The paper presents a novel $\hat{I}$-function distribution and derives its properties, including the distributions of products and quotients of independent variates, unifying several classical distributions.

Findings

Product and quotient of two independent $\hat{I}$-function variates also follow the $\hat{I}$-function distribution.

The $\hat{I}$-function distribution encompasses gamma, beta, exponential, normal, H-function, and G-function distributions as special cases.

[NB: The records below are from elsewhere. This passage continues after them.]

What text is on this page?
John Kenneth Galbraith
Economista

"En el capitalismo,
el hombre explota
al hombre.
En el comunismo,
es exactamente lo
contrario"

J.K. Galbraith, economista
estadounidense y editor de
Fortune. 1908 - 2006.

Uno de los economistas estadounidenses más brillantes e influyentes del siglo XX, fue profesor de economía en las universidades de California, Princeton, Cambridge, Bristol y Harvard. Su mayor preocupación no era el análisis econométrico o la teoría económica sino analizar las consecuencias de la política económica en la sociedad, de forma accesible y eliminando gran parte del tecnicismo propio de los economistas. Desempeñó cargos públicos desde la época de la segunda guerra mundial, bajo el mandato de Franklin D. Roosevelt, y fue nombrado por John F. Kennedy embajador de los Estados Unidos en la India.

The new distribution provides a unified framework for various classical distributions.

Abstract

The study of probability distributions for random variables and their algebraic combinations has been a central focus driving the advancement of probability and statistics. Since the 1920s, the challenge of calculating the probability distributions of sums, differences, products, and quotients of independent random variables have drawn the attention of numerous statisticians and mathematicians who studied the algebraic properties and relationships of random variables. Statistical distributions are highly helpful in data science and machine learning, as they provide a range of possible values for the variables, aiding in the development of a deeper understanding of the underlying problem. In this paper, we have presented a new probability distribution based on the $\hat{I}$-function. Also, we have discussed the applications of the $\hat{I}$ function, particularly in deriving the distributions of product and the quotient involving two independent $\hat{I}$ function variates. Additionally, it has been shown that both the product and quotient of two independent $\hat{I}$-function variates also follow the $\hat{I}$-function distribution. Furthermore, the new distribution, known as the $\hat{I}$-function distribution, includes several well-known classical distributions such as the gamma, beta, exponential, normal H-function, and G-function distributions, among others, as special cases. Therefore, the $\hat{I}$-function distribution can be considered a characterization or generalization of the above-mentioned distributions.